Two Florida snake hunters captured an absolutely massive python in the Everglades recently. The giant constrictor reached fifteen feet in length.
"I saw a little gloss, and I saw a big square, brown patch and automatically, I knew what it was," said Leonardo Sanchez. That's the sign that led Sanchez and his partner Nicholas Banos to successfully capture the largest python registered by the South Florida Water Management District so far this season.
The agency commissioned twenty-five people to kill as many pythons as possible over a sixty day period. They call the project the Python Elimination Program, an apt title as the desire is to rid the Everglades of as many of the invasive reptiles as possible. Hunters get $50 for any snake up to four foot long and $25 for every foot in length after that.
As Sanchez spotted the snake he shouted to Banos, who recalled, "He goes, 'Python, python!' The second I get out of the car, and I look over it's this big python stretched there where the trees meet the water. When we jumped at it, he goes and grabs it by the tail. The second he starts to grab it, the snake starts to beeline into the trees, so he tells me, 'Go for the head, go for the head.' I'm trying to get into the trees because it's all over the place."
"I started to try to pull it, so it wouldn't go into the water," recounted Banos, "and the snake just turns straight around and beelines toward my face. That's when he came in, and he jumped from behind and grabbed it by the head, and he even got nipped a couple times."

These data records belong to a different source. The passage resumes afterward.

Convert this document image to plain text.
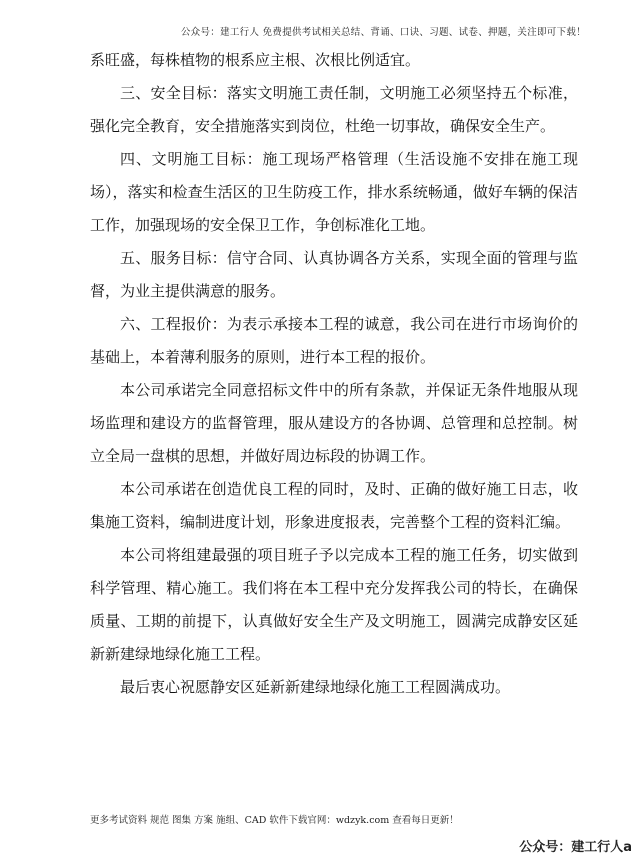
公众号：建工行人 免费提供考试相关总结、背诵、口诀、习题、试卷、押题，关注即可下载！

系旺盛，每株植物的根系应主根、次根比例适宜。

三、安全目标：落实文明施工责任制，文明施工必须坚持五个标准，强化完全教育，安全措施落实到岗位，杜绝一切事故，确保安全生产。

四、文明施工目标：施工现场严格管理（生活设施不安排在施工现场），落实和检查生活区的卫生防疫工作，排水系统畅通，做好车辆的保洁工作，加强现场的安全保卫工作，争创标准化工地。

五、服务目标：信守合同、认真协调各方关系，实现全面的管理与监督，为业主提供满意的服务。

六、工程报价：为表示承接本工程的诚意，我公司在进行市场询价的基础上，本着薄利服务的原则，进行本工程的报价。

本公司承诺完全同意招标文件中的所有条款，并保证无条件地服从现场监理和建设方的监督管理，服从建设方的各协调、总管理和总控制。树立全局一盘棋的思想，并做好周边标段的协调工作。

本公司承诺在创造优良工程的同时，及时、正确的做好施工日志，收集施工资料，编制进度计划，形象进度报表，完善整个工程的资料汇编。

本公司将组建最强的项目班子予以完成本工程的施工任务，切实做到科学管理、精心施工。我们将在本工程中充分发挥我公司的特长，在确保质量、工期的前提下，认真做好安全生产及文明施工，圆满完成静安区延新新建绿地绿化施工工程。

最后衷心祝愿静安区延新新建绿地绿化施工工程圆满成功。

更多考试资料 规范 图集 方案 施组、CAD 软件下载官网：wdzyk.com 查看每日更新！
公众号：建工行人a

The two men wrestled with the snake until they were finally able to subdue it, bag it and set it in the back of their vehicle. The massive python measured a whopping fifteen feet long and weighed 144 pounds. Again, it's the biggest snake caught so far this year.
Pythons have become a top predator in the Everglades and the constrictors are changing the dynamic of the environment there. In keeping with the agenda of the hunt, the two men had to dispatch the big snake, which caused a bit of consternation for them.
"We don't hunt for sport. We're not hunting to kill," said Banos. "We hunt to remove. Catch and remove. But having to kill it was a little rough for us. We've never really had to do that before. It was satisfying, but it was also a feeling of a little bit of heartbreak."